Relations between ER strategies and depressive symptoms have been well-documented in questionnaire studies (Aldao et al., 2010) and ESM studies (e.g., Silk et al., 2003). In the current study, we did not replicate those results and found different patterns for boys and girls. In girls, none of the momentary ER strategies showed relations with depressive symptoms. In boys, in line with our hypothesis acceptance and depressive symptoms were negatively related. Previous studies have not investigated relations between ER strategies and depressive symptoms for boys and girls separately, which may explain the different results. Nevertheless, it is puzzling that we only found an expected relation in boys. With regard to the finding in boys, one has to keep in mind that our boys sample was rather small and results need to be interpreted cautiously. Taken together, results from this study seem to suggest that, in contrast to habitual ER strategies (Aldao et al., 2010; Schäfer et al., 2017), ER strategies used in response to minor negative events in daily life may not be predictive of depressive symptoms. It may be that it is not the amount of use of a specific ER strategy that is related to depressive symptoms but rather the effectiveness and appropriateness of the strategy (Haines et al., 2016; Silk et al., 2003). We have, however, not investigated this research question in the current study. Another possibility is that there was too little variance in depressive symptoms in this normative sample to find these relations. Future research should delve further into the predictive value of ER strategies used in daily life in healthy and distressed samples and compare daily use with the predictive value of habitual ER strategies to elucidate the role of daily ER strategies and well-being further, separately for boys and girls.
Limitations
This study’s sample was relatively small with predominantly well-educated and healthy adolescents, and the study was conducted during weekends only. Future research should include larger, more diverse samples (e.g., samples with elevated mood disorders) to confirm and possibly extend the results reported in this study. As for the timing of the assessments, we chose weekends because they are a time in which adolescents can choose relatively freely what they want to do, with whom they meet, and where they are. But because of that freedom and choice, adolescents may have experienced relatively low negative affect, avoiding experiences or contexts that may trigger more negative events. To ensure generalizability, future studies should aim for a larger sample size or a sample with clearly distinguished subgroups (e.g., depressed vs. healthy adolescents) and should try to assess emotions and ER strategies during school time as well.

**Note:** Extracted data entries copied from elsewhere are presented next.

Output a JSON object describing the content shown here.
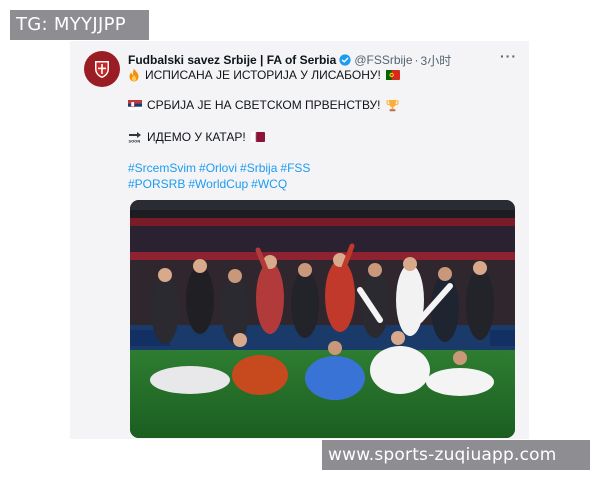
{
  "watermark_top": "TG: MYYJJPP",
  "watermark_bottom": "www.sports-zuqiuapp.com",
  "tweet": {
    "account_name": "Fudbalski savez Srbije | FA of Serbia",
    "handle": "@FSSrbije",
    "separator": "·",
    "time": "3小时",
    "more": "···",
    "lines": [
      {
        "icon": "fire-icon",
        "text": "ИСПИСАНА ЈЕ ИСТОРИЈА У ЛИСАБОНУ!",
        "after_icon": "portugal-flag-icon"
      },
      {
        "icon": "serbia-flag-icon",
        "text": "СРБИЈА ЈЕ НА СВЕТСКОМ ПРВЕНСТВУ!",
        "after_icon": "trophy-icon"
      },
      {
        "icon": "soon-arrow-icon",
        "text": "ИДЕМО У КАТАР!",
        "after_icon": "qatar-flag-icon"
      }
    ],
    "hashtags_row1": [
      "#SrcemSvim",
      "#Orlovi",
      "#Srbija",
      "#FSS"
    ],
    "hashtags_row2": [
      "#PORSRB",
      "#WorldCup",
      "#WCQ"
    ],
    "photo_subject": "Serbian national team celebrating on the pitch"
  },
  "colors": {
    "hashtag": "#1d9bf0",
    "verified": "#1d9bf0",
    "avatar_bg": "#9a1d24",
    "watermark_bg": "#8e8e92"
  }
}
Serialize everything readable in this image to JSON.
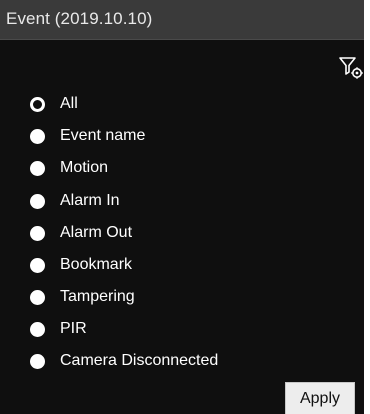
{
  "panel": {
    "title": "Event (2019.10.10)",
    "filter_icon": "filter-settings-icon"
  },
  "event_filter": {
    "selected": "All",
    "options": [
      {
        "label": "All",
        "checked": true
      },
      {
        "label": "Event name",
        "checked": false
      },
      {
        "label": "Motion",
        "checked": false
      },
      {
        "label": "Alarm In",
        "checked": false
      },
      {
        "label": "Alarm Out",
        "checked": false
      },
      {
        "label": "Bookmark",
        "checked": false
      },
      {
        "label": "Tampering",
        "checked": false
      },
      {
        "label": "PIR",
        "checked": false
      },
      {
        "label": "Camera Disconnected",
        "checked": false
      }
    ]
  },
  "footer": {
    "apply_label": "Apply"
  },
  "colors": {
    "panel_background": "#0f0f0f",
    "titlebar_background": "#3a3a3a",
    "text": "#ffffff",
    "button_background": "#ededed"
  }
}
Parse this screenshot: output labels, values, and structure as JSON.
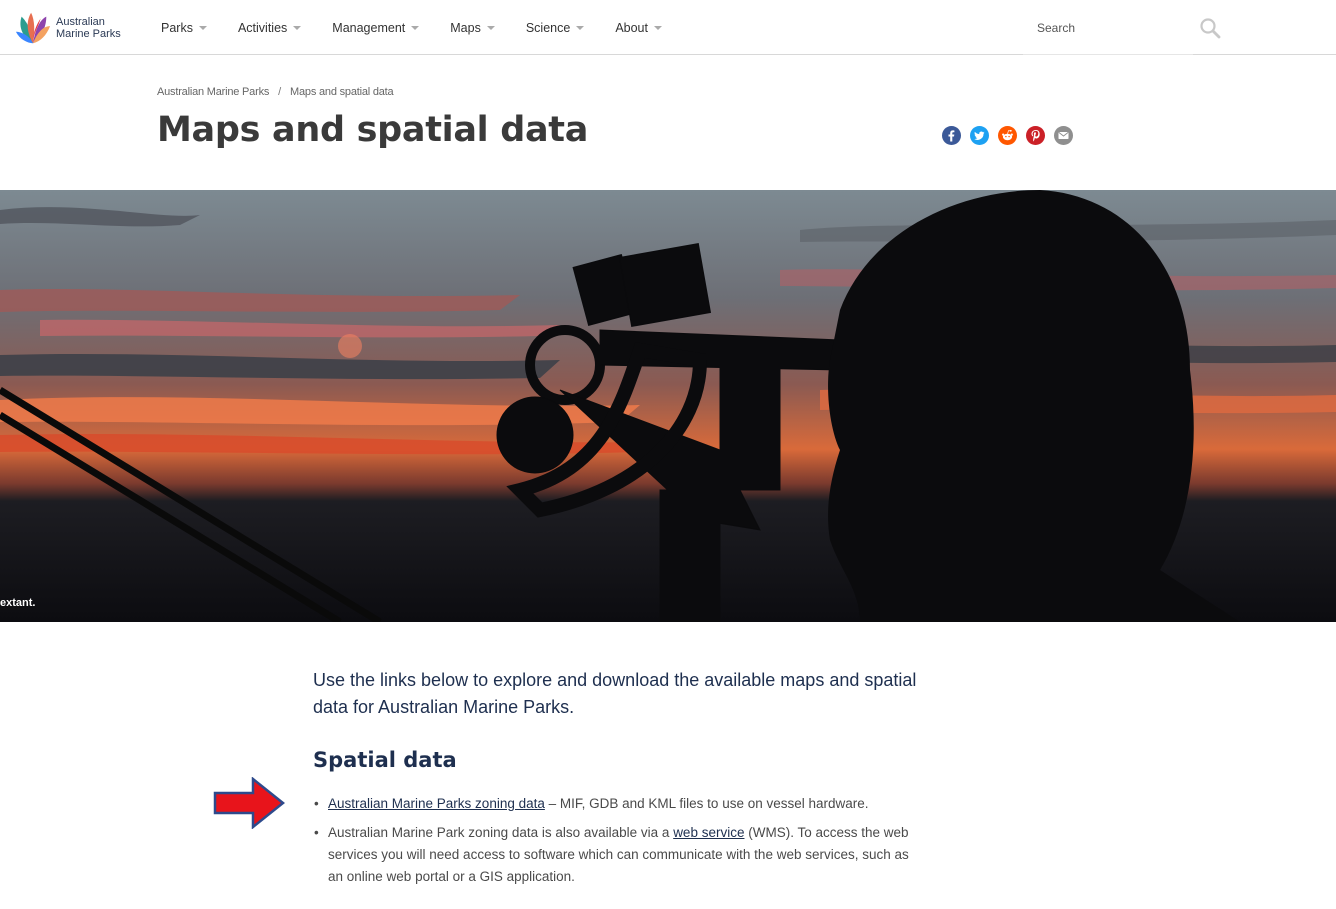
{
  "header": {
    "logo_line1": "Australian",
    "logo_line2": "Marine Parks",
    "nav": [
      {
        "label": "Parks"
      },
      {
        "label": "Activities"
      },
      {
        "label": "Management"
      },
      {
        "label": "Maps"
      },
      {
        "label": "Science"
      },
      {
        "label": "About"
      }
    ],
    "search": {
      "placeholder": "Search",
      "value": ""
    }
  },
  "breadcrumb": {
    "items": [
      "Australian Marine Parks",
      "Maps and spatial data"
    ],
    "separator": "/"
  },
  "page_title": "Maps and spatial data",
  "share": {
    "icons": [
      "facebook-icon",
      "twitter-icon",
      "reddit-icon",
      "pinterest-icon",
      "email-icon"
    ],
    "colors": {
      "facebook": "#3b5998",
      "twitter": "#1da1f2",
      "reddit": "#ff5700",
      "pinterest": "#cb2027",
      "email": "#8f8f8f"
    }
  },
  "hero": {
    "caption": "extant."
  },
  "intro": "Use the links below to explore and download the available maps and spatial data for Australian Marine Parks.",
  "spatial_data": {
    "heading": "Spatial data",
    "items": [
      {
        "bullet": "•",
        "link": "Australian Marine Parks zoning data",
        "text": " – MIF, GDB and KML files to use on vessel hardware."
      },
      {
        "bullet": "•",
        "text_before": "Australian Marine Park zoning data is also available via a ",
        "link": "web service",
        "text_after": " (WMS). To access the web services you will need access to software which can communicate with the web services, such as an online web portal or a GIS application."
      }
    ]
  },
  "colors": {
    "heading": "#1e2f4f",
    "arrow_fill": "#e8141b",
    "arrow_stroke": "#2e4a8c"
  }
}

Second, even though we extended past research by examining eight ER strategies simultaneously, our list was not exhaustive. We aimed that adolescents respond to a very short ESM questionnaire and that made it impossible to include more ER strategies or to assess nuances of ER strategy use. However, future studies should aim at including more ER strategies, for example also those that facilitate the up-regulation of positive emotions (Carl, Soskin, Kerns, & Barlow, 2013). Third, we only focused on explicit ER strategies and relied on adolescents’ self-report. Even though self-report provides important information about emotions, ideally, this approach should be complemented with behavioral observations in natural environments (e.g., self-talk, conversations with others). This could be done with an electronically activated recorder that unobtrusively records random sequences throughout a day and enables researchers to code the content of these sequences afterwards to receive objective information (Mehl, Pennebaker, Crow, Dabbs, & Price, 2001; Mehl & Robbins, 2012). Fourth, we combined nine negative emotions together into one negative emotions measure which gives a good indication of how successful ER strategies are in down-regulating broad negative emotions. However, it misses out on specifying the effects ER strategies can have on particular emotions. Future research could broaden our knowledge by investigating the regulation of discrete negative emotions as some emotions may be regulated differently than others (e.g., upset is regulated differently than anger; Tan et al., 2012).
Conclusion
It has been suggested that empirical work is lagging behind theoretical work on the structure and function of ER and that ESM studies are needed to fill these gaps (Aldao, 2013; Gross, 2015a). Our study adds to the scarce literature of momentary ER in an adolescent sample and helps to disentangle the emotional lives of adolescents. Consistent with other studies, it provides further support for the detrimental nature of rumination, even in the short-term and offers interesting future directions for the role of social support. Additionally, it emphasizes the importance of often neglected factors such as intensity of negative emotions in influencing the selection of ER strategies, and offers the promise of incorporating multiple ER strategies to examine how they work in tandem or one after the other in the most optimal ways.
Notes
Current negative affect t(75) = .22, p = .82, peak negative affect t(75) = .16, p = .87, reappraisal t(75) = 1.62, p = .11, Avoidance t(75) = 1.19, p = .24, problem-solving, t(75) = 1.02, p = .31, rumination t(75) = .67, p = .51, suppression t(75) = 1.19, p = .24, acceptance t(75) = .54, p = .59, social support, t(75) = .07, p = .94, distraction t(75) = .87, p = .39, range of strategies t(75) = .41, p = .68, depressive symptoms, t(t(63) = .81, p = .42.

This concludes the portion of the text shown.